At the teahouse on Russian Front St with Elsie
Dalian Art Exhibition Museum
Elsie wanted to eat Western food and learn how to navigate the intricacies of napkins, knives, forks, etc. so we went to a restaurant popular among college students. Housed exclusively on university campuses, this particular restaurant was at Dalian Neusoft Institute of Information, unfamiliar to both of us. We wandered the campus until Vera, a student, helped by escorting us to the restaurant. She said that after lunch she’d love to show us around her campus. We were served their version of a standard western meal consisting of mango sorbet, orange juice, spaghetti pasta with beef and soy sauce, pizza without tomato sauce, and steak. Since this was served on platters in the middle of the table we asked for separate plates to more closely replicate a western table setting.

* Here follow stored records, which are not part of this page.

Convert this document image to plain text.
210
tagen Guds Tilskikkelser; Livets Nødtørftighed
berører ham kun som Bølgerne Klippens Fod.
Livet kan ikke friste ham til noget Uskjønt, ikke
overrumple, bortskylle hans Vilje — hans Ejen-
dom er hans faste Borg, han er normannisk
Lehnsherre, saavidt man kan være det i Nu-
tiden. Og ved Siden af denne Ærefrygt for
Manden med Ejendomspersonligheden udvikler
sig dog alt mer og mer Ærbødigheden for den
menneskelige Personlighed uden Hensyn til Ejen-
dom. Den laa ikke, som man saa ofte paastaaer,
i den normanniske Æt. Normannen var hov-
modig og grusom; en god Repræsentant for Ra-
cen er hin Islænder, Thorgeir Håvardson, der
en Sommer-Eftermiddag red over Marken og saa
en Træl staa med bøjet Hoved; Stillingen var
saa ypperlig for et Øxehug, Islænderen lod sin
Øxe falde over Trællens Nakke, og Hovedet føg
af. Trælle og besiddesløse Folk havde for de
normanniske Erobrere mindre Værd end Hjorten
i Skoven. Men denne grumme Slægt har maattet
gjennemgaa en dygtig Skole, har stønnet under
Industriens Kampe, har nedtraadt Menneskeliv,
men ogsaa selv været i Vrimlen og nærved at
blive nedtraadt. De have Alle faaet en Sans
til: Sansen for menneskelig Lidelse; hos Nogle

Elsie eating pizza, western style
Elsie and the western lunch
After dinner Vera and her friend Rachel joined us and gave us a tour of the campus grounds, library, student art gallery, and bell tower. The campus was like something out of a sci-fi novel. Geometric, ultramodern buildings were stacked along the mountain, connected by walkways and terraces. It was remarkable. The grounds were covered with gardens and sculptures of famous scientists—we saw statues of Planck, Marconi, Zuse, and Sanqiang.
Their futuristic library was an arcing multilevel building topped by a glass dome. Inside, the student reading room was directly under the dome, with a garden and a red pagoda-style awning in the center, surrounded by rows of concentric tables. The tables were full of approximately 200 students, many with 2-4 piles of books 1 to 2 feet high. They worked in complete silence. Posters were hung with motivational statements. One read, “My wasteful today is the tomorrow those losers are begging for.”

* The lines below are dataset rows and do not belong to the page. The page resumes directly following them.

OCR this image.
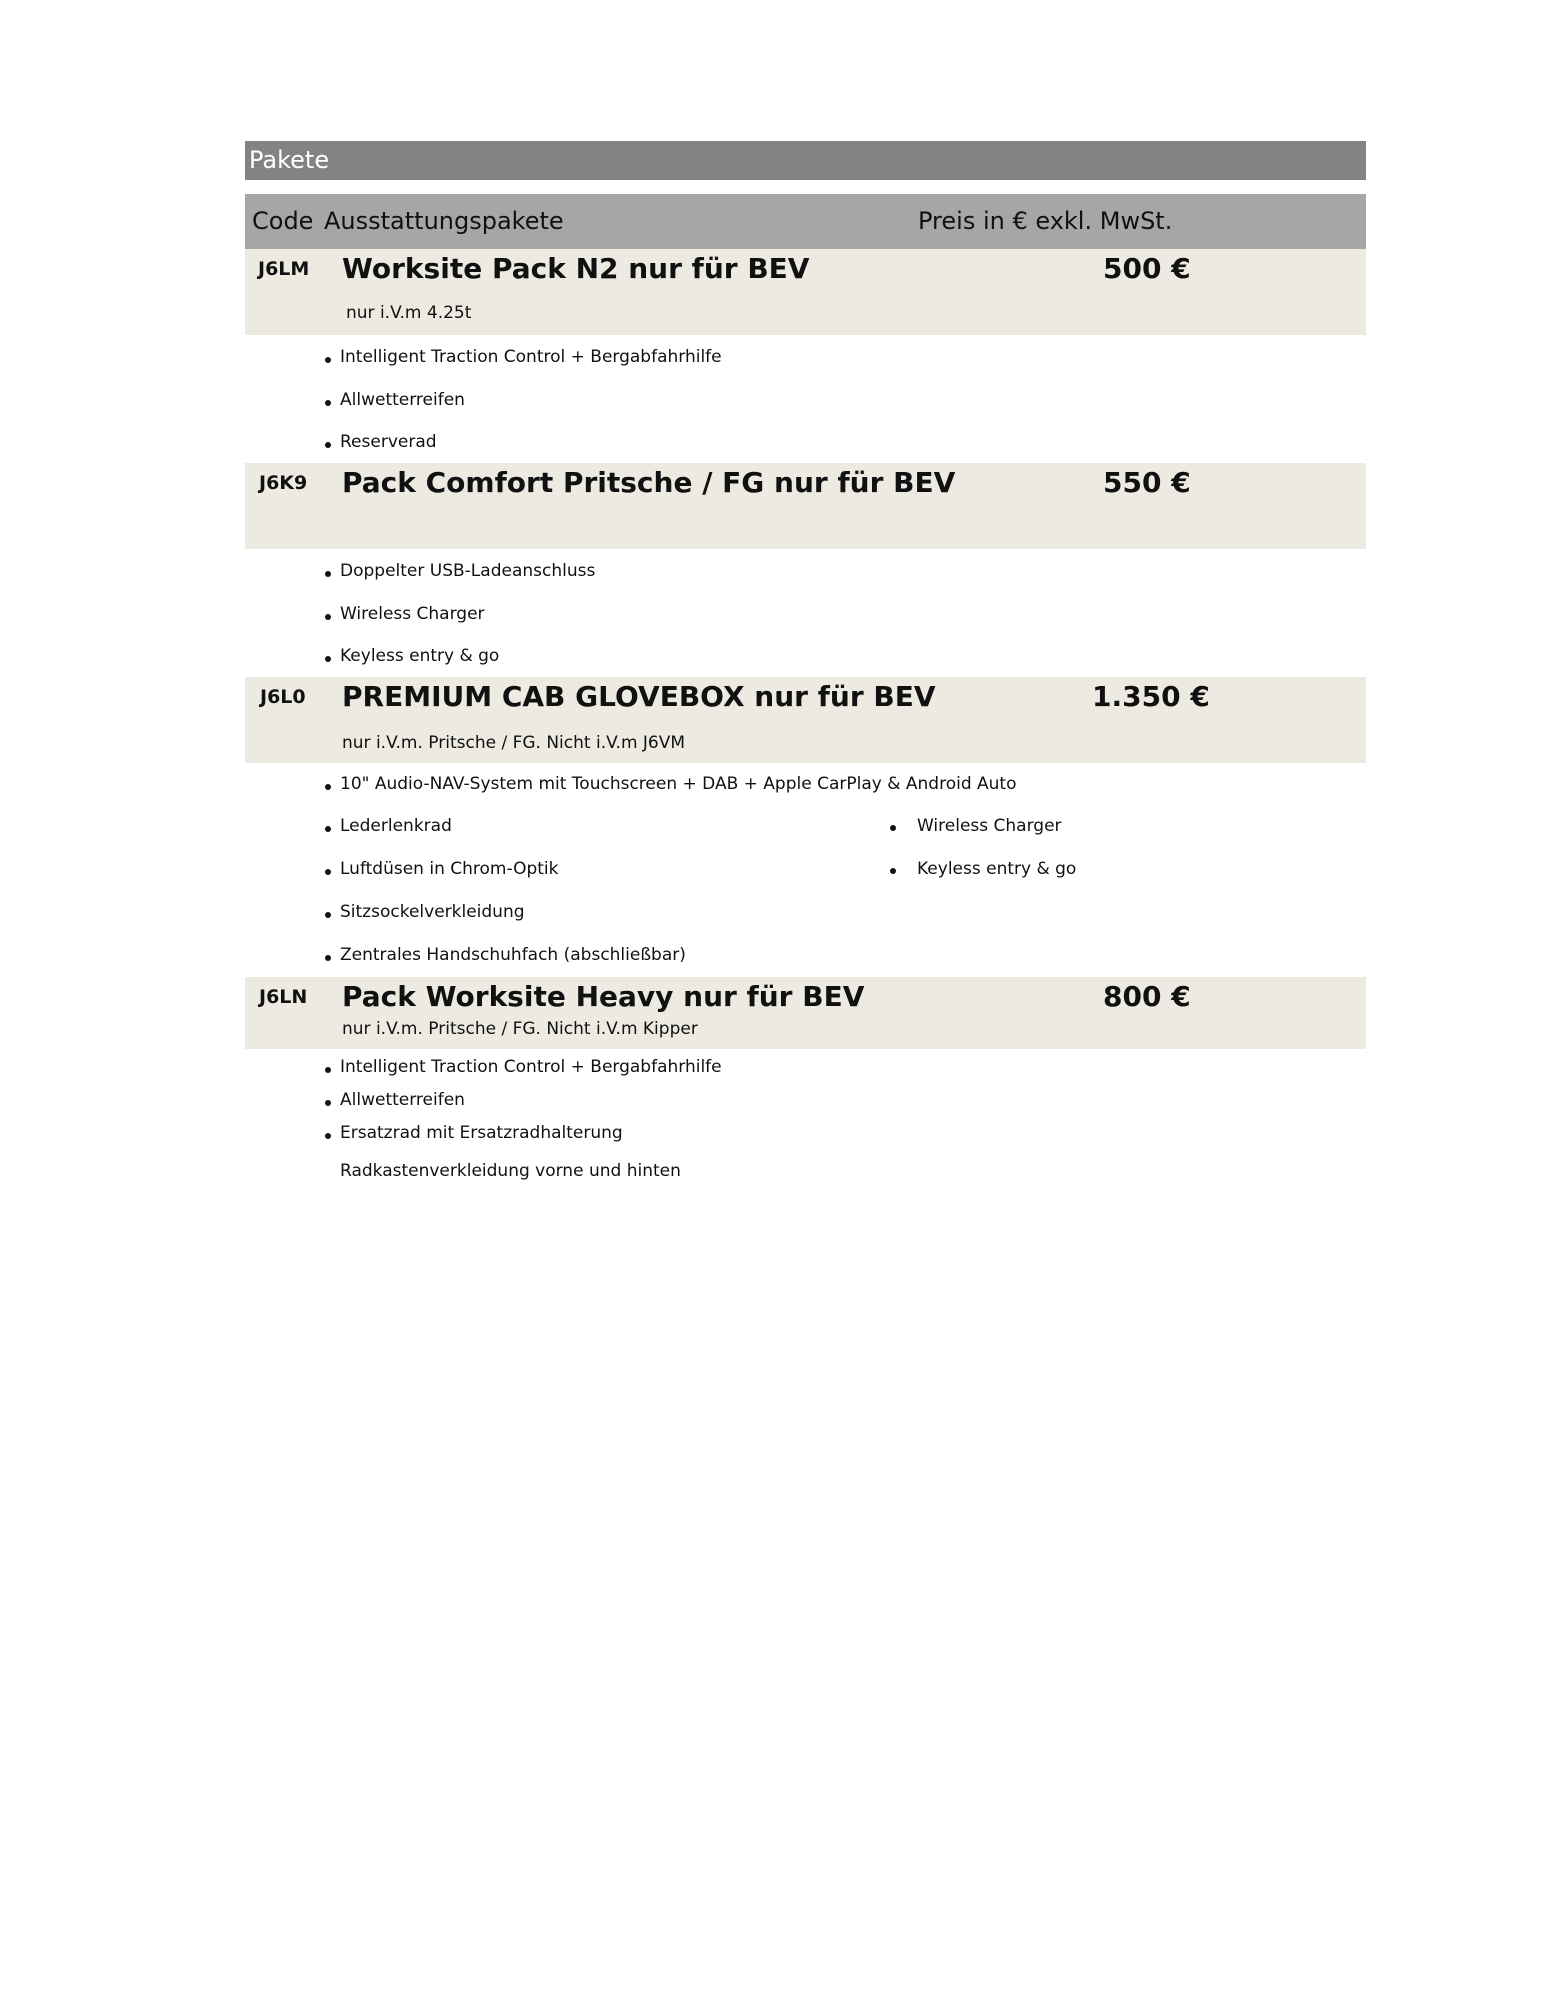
Pakete
Code Ausstattungspakete	Preis in € exkl. MwSt.
J6LM Worksite Pack N2 nur für BEV	500 €
nur i.V.m 4.25t
Intelligent Traction Control + Bergabfahrhilfe
Allwetterreifen
Reserverad
J6K9 Pack Comfort Pritsche / FG nur für BEV	550 €
Doppelter USB-Ladeanschluss
Wireless Charger
Keyless entry & go
J6L0 PREMIUM CAB GLOVEBOX nur für BEV	1.350 €
nur i.V.m. Pritsche / FG. Nicht i.V.m J6VM
10" Audio-NAV-System mit Touchscreen + DAB + Apple CarPlay & Android Auto
Lederlenkrad
Luftdüsen in Chrom-Optik
Sitzsockelverkleidung
Zentrales Handschuhfach (abschließbar)
Wireless Charger
Keyless entry & go
J6LN Pack Worksite Heavy nur für BEV	800 €
nur i.V.m. Pritsche / FG. Nicht i.V.m Kipper
Intelligent Traction Control + Bergabfahrhilfe
Allwetterreifen
Ersatzrad mit Ersatzradhalterung
Radkastenverkleidung vorne und hinten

That night I took Lucia and Shirley, graduate students, out to dinner at a restaurant of their choice. They picked the Korean Barbeque restaurant where we spent the entire evening eating food and talking about food. I taught them how to grill since they’d always have their parents perform this task. As they took turns cooking our dinner on the grill built into our table, we went into excruciating detail about each of our favorite foods, our local food specialties, and our mothers’ best cooking. We ended the evening with a walk to the jiaozi shop—something they hadn’t known about.
Elsie and statue of Zuse
Vera, Rachel, and statue of Zuse
Dalian Neusoft Library
Vera and Rachel on their campus
I escaped from doing laundry and some work to walk for a couple hours and take photos of the lovely campus gardens. You’ll see from the photos that DUFE gardens combine sculpture, flowers, and greenery. These are tucked away in areas all over campus. ‘Doing laundry’ now has a new meaning for me because dryers aren’t used at all. Laundry is hung out to dry. Here in International Housing we pin our laundry up on clotheslines in the courtyard. Apartments all over Dalian have racks either inside or outside their windows where laundry is hung. It’s a great way to conserve energy.
I continued to do work, taking a midday break to meet Cynthia, a student, and walk together in Black Reef Park. I returned and worked some more.

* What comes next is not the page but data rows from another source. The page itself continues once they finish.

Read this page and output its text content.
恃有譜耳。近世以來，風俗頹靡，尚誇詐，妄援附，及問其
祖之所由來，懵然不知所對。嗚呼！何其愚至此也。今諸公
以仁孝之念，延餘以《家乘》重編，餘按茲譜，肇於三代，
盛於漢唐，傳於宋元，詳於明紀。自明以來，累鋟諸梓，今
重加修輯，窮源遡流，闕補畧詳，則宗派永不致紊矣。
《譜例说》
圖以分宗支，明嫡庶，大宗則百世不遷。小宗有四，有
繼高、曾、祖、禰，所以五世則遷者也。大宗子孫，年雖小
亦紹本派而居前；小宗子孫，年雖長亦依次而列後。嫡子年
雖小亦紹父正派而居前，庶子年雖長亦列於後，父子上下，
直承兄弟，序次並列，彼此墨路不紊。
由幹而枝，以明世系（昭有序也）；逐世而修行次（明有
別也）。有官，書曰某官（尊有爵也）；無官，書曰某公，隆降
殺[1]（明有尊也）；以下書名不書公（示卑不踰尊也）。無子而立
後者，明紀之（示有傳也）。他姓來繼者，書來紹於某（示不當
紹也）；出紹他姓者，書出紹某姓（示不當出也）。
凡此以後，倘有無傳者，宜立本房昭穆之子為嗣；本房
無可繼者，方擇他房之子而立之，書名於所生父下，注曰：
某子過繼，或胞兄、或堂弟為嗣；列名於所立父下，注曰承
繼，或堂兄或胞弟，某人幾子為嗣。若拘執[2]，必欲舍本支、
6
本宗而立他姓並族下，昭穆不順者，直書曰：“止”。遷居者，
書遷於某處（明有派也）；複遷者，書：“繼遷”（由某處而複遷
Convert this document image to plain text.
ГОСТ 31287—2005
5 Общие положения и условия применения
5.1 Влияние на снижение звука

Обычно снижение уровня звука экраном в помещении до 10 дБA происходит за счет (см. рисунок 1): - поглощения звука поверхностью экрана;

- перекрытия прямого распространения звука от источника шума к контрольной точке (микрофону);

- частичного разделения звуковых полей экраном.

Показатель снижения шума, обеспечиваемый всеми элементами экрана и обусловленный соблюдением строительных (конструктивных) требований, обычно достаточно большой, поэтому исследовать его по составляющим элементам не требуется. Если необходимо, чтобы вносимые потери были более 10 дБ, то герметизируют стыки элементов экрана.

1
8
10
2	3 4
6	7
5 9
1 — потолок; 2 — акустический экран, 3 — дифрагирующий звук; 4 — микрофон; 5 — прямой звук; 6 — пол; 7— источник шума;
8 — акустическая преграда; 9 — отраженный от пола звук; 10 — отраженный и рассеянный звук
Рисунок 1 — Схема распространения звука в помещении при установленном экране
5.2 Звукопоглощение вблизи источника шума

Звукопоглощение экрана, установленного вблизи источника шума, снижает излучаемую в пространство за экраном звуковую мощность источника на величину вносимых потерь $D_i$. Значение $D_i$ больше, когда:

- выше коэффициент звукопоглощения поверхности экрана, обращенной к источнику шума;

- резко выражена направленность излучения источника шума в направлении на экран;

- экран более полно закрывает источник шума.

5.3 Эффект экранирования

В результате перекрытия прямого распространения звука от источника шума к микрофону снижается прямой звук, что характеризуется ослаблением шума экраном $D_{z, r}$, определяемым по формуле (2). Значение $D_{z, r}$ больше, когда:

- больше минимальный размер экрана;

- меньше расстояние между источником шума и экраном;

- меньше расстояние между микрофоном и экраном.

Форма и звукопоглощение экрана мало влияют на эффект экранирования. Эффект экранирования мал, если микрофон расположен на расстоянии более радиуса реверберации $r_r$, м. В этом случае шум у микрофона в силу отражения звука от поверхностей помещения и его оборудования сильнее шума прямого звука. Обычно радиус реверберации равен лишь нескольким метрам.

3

Black Reef vendor with Coca Cola banner
Exercise stations in the square in the Black Reef hutong
Senior citizens working at an exercise station in the hutong
I presented to the graduate students a modified version of Powerpoint that included Facione’s model of critical thinking, its subskills, and its emphasis across levels of schooling in America. I encouraged them to formulate questions implementing these subskills. Some of there questions were: What religion do you believe in and how has it shaped your life? How do you teach children with disabilities without them feeling inferior about themselves? In X [names a TV show unfamiliar to me] they show college girls having sex often with different boys. Is this typical of real American college students? How do you budget your money? Americans seem to change jobs often, is this due to getting better pay or disenchantment? What are the different levels of universities in America and how are they different in their requirements? What do you think of the culture of Japan? What do Americans think about Chinese products? What kind of food do you like? [the easy question…]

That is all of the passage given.